EXCLUSIF MAG – Le Père Ziad Hilal, jésuite à Alep, évoque des conditions de vie difficiles dans la partie est de la ville, deux mois après la reprise de l’ancienne capitale économique de la Syrie.

Quelle est aujourd’hui la situation à Alep ?

Depuis la prise d’Alep-Est en décembre dernier, les choses se sont calmées. Les insurgés ont été évacués et le gouvernement syrien contrôle toute la ville. Je me suis rendu à Alep-Est : il y a des destructions massives. J’entendais un médecin aleppin dire que le paysage ressemble à celui de Hiroshima, quand bien même il n’y a pas eu l’usage de la bombe atomique. Les mosquées, les églises, les magasins, la plupart des bâtiments ont été gravement touchés. À l’ouest, les maisons ont elles aussi été touchées, mais dans une moindre mesure.

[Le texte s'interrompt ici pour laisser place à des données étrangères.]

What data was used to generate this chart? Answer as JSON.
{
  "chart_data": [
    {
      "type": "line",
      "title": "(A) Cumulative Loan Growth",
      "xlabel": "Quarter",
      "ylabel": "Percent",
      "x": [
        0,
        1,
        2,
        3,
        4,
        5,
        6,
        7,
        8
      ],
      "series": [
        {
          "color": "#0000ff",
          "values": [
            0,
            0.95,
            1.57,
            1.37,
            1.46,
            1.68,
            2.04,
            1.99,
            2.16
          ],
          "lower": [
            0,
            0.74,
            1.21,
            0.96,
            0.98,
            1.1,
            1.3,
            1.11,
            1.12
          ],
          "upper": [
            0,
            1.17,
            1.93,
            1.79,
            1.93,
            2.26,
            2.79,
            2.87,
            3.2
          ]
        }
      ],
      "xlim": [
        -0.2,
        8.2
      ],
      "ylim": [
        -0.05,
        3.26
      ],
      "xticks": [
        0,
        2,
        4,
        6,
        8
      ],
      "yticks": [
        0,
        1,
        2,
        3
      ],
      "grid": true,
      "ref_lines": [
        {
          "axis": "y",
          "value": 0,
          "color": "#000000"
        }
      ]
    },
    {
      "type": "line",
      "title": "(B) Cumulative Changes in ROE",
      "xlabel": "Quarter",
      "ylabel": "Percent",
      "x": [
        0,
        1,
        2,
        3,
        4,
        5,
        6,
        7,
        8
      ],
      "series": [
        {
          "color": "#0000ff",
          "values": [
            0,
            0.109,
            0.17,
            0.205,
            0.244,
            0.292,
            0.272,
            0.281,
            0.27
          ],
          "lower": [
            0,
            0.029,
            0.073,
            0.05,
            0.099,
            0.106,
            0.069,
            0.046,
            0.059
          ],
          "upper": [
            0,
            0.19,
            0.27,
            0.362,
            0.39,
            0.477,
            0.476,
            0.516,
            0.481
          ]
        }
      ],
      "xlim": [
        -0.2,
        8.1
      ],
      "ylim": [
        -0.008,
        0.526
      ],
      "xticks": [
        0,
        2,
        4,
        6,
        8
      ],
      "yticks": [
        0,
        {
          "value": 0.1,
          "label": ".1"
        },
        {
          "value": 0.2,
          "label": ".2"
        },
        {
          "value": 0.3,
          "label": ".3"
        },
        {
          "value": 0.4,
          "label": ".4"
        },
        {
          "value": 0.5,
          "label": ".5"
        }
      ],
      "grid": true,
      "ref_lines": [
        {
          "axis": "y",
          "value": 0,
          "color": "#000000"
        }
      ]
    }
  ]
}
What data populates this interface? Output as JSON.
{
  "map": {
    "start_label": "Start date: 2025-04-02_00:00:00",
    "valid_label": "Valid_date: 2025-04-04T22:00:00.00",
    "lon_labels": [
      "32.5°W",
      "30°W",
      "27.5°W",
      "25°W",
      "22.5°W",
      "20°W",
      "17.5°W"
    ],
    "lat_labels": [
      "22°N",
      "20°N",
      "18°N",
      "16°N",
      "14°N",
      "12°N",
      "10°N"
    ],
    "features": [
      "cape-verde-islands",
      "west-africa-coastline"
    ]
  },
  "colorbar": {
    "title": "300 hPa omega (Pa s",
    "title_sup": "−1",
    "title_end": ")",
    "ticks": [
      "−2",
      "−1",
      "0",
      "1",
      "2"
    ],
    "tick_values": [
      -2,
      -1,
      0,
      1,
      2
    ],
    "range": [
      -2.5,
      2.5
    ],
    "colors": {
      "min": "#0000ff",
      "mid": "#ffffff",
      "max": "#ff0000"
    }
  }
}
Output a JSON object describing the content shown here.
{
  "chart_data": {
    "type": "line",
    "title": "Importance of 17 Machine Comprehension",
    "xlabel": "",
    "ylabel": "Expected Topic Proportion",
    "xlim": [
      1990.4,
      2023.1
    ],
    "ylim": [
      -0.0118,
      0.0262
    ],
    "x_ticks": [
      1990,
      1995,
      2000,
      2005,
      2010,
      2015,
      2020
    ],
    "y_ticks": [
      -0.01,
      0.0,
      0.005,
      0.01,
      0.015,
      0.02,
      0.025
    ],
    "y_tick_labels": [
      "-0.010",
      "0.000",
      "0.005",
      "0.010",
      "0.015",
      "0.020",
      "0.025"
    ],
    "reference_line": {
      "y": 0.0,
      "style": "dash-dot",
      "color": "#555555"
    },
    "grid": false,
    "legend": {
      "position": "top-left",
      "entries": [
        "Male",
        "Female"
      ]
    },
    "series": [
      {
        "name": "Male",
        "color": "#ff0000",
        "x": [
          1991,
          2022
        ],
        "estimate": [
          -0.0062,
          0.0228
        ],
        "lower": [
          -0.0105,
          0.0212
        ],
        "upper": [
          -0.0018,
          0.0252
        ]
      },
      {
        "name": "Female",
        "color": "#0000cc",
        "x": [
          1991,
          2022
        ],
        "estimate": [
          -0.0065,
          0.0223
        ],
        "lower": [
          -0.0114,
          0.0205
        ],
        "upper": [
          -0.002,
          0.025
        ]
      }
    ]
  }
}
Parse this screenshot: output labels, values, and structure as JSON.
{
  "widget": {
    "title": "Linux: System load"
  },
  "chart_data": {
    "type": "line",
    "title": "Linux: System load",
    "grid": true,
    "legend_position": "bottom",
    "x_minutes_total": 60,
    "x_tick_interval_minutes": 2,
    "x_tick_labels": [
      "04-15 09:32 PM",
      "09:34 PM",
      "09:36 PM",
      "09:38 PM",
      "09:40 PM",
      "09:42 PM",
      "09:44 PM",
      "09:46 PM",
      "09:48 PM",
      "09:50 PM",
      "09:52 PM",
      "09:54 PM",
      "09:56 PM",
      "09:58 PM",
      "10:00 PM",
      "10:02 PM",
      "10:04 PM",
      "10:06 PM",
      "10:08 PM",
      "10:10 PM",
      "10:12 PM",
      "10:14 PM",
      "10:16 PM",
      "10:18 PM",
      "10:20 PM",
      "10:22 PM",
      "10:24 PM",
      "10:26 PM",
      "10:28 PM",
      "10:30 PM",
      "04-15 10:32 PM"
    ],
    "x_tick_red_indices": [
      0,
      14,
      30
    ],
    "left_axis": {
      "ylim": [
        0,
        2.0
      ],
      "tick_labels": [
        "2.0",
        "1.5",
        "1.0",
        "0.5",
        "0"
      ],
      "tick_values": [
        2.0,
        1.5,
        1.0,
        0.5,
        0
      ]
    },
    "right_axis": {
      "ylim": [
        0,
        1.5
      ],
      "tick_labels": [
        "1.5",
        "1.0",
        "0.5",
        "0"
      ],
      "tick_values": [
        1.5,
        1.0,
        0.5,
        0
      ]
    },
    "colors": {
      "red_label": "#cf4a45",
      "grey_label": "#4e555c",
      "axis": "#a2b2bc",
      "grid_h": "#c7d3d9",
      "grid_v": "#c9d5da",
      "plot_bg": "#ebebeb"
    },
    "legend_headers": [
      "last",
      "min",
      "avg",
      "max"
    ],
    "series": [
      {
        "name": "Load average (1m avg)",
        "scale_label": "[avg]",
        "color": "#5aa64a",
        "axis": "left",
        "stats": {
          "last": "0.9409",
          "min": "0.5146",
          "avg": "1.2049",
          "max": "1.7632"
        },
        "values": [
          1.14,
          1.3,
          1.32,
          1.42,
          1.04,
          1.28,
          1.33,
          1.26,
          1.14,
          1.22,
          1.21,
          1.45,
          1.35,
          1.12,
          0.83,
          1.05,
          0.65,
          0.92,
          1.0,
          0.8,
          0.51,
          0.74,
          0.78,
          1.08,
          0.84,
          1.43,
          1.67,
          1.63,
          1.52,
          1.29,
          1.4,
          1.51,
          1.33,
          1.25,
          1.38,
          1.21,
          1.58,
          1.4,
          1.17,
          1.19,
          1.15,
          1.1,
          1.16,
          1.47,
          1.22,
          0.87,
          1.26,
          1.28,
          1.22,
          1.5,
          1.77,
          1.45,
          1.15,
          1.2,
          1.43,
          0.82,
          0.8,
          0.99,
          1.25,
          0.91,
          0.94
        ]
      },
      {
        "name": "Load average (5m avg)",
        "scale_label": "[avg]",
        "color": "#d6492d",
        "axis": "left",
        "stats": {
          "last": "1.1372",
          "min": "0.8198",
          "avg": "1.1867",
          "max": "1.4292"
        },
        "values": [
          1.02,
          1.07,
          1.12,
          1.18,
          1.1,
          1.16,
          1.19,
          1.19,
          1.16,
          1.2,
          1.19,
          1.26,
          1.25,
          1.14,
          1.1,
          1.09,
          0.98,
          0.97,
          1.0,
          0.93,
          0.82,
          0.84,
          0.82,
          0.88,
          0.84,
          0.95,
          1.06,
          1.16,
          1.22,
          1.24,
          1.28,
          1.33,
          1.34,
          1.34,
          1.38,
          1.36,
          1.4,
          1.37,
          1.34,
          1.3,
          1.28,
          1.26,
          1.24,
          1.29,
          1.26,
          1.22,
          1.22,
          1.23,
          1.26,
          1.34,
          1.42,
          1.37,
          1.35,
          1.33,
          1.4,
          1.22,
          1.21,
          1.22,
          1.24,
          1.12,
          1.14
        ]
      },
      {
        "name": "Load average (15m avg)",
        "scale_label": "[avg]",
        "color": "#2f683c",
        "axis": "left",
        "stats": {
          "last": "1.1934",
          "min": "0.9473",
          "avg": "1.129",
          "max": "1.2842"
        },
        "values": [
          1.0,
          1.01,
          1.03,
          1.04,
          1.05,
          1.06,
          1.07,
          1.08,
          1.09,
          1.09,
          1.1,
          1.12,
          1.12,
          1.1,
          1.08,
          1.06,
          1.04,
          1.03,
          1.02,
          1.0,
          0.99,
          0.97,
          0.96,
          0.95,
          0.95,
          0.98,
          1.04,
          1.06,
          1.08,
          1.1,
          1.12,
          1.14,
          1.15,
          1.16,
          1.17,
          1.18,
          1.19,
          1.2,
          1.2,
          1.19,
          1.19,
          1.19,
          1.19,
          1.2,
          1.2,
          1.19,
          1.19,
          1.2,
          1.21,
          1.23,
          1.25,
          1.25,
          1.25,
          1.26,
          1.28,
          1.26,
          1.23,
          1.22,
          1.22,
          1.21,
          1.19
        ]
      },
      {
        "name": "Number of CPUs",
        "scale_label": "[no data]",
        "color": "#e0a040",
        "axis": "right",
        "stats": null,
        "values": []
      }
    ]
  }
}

Certaines rues restent coupées à cause des dégâts provoqués par les bombes. Alep était connue dans le monde pour sa beauté. Il y avait cinq millions d’habitants avant la guerre. Aujourd’hui, il n’y en a plus qu’un million et demi, et ils vivent dans des conditions très difficiles. Alep était l’une des plus belles villes d’Orient. Elle est devenue triste et sombre.

Des habitants sont-ils retournés vivre dans la partie est de la ville ?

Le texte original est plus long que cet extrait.